Is 20 times the speed of sound fast?  Yeah, that's fast.  So fast it seems likely that it caused the  unmanned arrowhead-shaped Hypersonic Technology Vehicle (HTV-2) contracted by Defense Advanced Research Project Agency (DARPA) to suddenly crash in the Pacific a few minutes after slicing through the sky at Mach 20 last August.

The engineers don't know exactly why but they have an educated guess; "impulsive shock waves"  were "more than 100 times what the vehicle was designed to withstand" and some skin peeling off actually resulted in all of it being lost

The flight successfully demonstrated stable aerodynamically-controlled flight at speeds up to Mach 20 (twenty times the speed of sound) for nearly three minutes.
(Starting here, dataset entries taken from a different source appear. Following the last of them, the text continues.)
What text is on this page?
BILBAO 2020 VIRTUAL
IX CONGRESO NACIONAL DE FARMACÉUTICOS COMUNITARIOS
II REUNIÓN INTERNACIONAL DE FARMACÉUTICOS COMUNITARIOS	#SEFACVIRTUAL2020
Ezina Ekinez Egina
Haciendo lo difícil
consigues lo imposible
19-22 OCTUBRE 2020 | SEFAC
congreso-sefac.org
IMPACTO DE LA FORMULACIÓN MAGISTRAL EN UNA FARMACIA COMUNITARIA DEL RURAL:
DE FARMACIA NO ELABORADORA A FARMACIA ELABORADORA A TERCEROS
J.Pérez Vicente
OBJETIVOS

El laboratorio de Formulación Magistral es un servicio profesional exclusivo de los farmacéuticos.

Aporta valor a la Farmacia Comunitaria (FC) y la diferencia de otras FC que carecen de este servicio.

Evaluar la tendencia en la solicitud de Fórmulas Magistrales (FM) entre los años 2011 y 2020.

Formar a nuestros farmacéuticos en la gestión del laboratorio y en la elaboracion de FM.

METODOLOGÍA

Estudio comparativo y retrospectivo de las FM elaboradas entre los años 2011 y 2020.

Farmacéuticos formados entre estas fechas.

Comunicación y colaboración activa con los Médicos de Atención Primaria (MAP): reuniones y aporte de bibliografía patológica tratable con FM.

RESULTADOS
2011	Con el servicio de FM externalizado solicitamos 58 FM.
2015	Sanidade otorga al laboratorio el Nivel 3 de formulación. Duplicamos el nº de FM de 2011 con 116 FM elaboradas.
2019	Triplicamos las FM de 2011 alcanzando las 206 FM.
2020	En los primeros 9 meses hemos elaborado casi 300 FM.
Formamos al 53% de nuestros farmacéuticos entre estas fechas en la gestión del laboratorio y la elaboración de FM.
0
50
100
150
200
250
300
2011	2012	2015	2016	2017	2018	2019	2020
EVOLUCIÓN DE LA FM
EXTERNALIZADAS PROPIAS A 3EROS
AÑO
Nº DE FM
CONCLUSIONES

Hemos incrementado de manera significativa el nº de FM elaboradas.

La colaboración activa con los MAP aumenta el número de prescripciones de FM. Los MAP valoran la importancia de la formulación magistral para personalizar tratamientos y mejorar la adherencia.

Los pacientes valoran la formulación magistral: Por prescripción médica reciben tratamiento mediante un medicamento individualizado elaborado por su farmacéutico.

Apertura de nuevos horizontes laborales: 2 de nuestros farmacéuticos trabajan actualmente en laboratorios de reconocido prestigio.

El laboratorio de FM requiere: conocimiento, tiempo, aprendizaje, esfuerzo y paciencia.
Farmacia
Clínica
Approximately nine minutes into the test flight, the vehicle experienced a series of shocks culminating in an anomaly, which prompted the autonomous flight safety system to use the vehicle’s aerodynamic systems to make a controlled descent and splashdown into the ocean.
When it works as planned, it will be able to go from Los Angeles to New York City in 12 minutes.



Obviously HTV-2 program engineers will do a new round of characterizing thermal uncertainties and heat-stress allowances for the vehicle’s outer shell—the goal of which, ultimately, is to have the capability to reach anywhere in the world in less than one hour.